Diseases & Conditions
Serous Otitis Media
Serous otitis media is fluid accumulation behind the eardrum (see Middle and Inner Ear Disorders: Otitis Media (Secretory) ).
Serous otitis media often occurs after acute otitis media. The fluid that has accumulated behind the eardrum during the acute infection remains after the infection resolves. Serous otitis media may also occur without preceding infection, and may be due to gastroesophageal reflux disease or a blockage of the eustachian tube by infection or enlarged adenoids. Serous otitis media is extremely common in children between the ages of 3 months and 3 years.

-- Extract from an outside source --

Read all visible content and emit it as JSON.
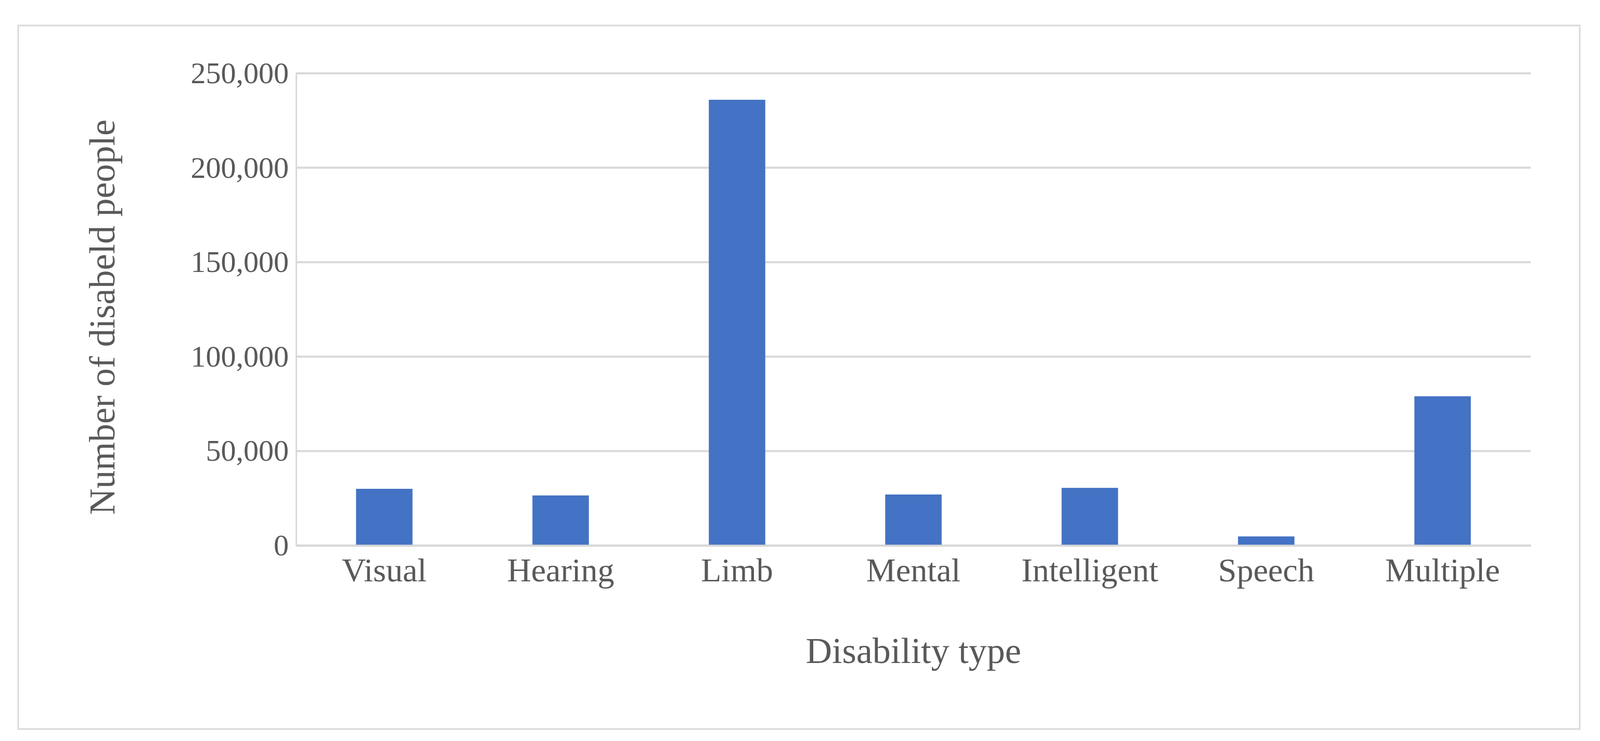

Although serous otitis media is painless, the fluid can impair hearing, understanding of speech, language development, learning, and behavior.
Doctors diagnose serous otitis media by looking for changes in the color and appearance of the eardrum and by squeezing air into the ear to see if the eardrum moves. If the eardrum does not move but there is no redness or bulging and the child has few symptoms, then serous otitis media is likely.
Serous otitis media often does not improve when treated with antibiotics or other drugs, such as decongestants, antihistamines, or nasal sprays. The condition often resolves by itself after weeks or months.
If the condition persists without improvement after 3 months, surgery may help. In the United States, doctors perform myringotomy, in which they make a tiny slit in the eardrum, remove the fluid, and insert a small ventilating (tympanostomy) tube in the slit to provide drainage from the middle to the outer ear. Some doctors may perform a myringotomy to remove fluid but not to insert ventilating tubes; this procedure is called tympanocentesis.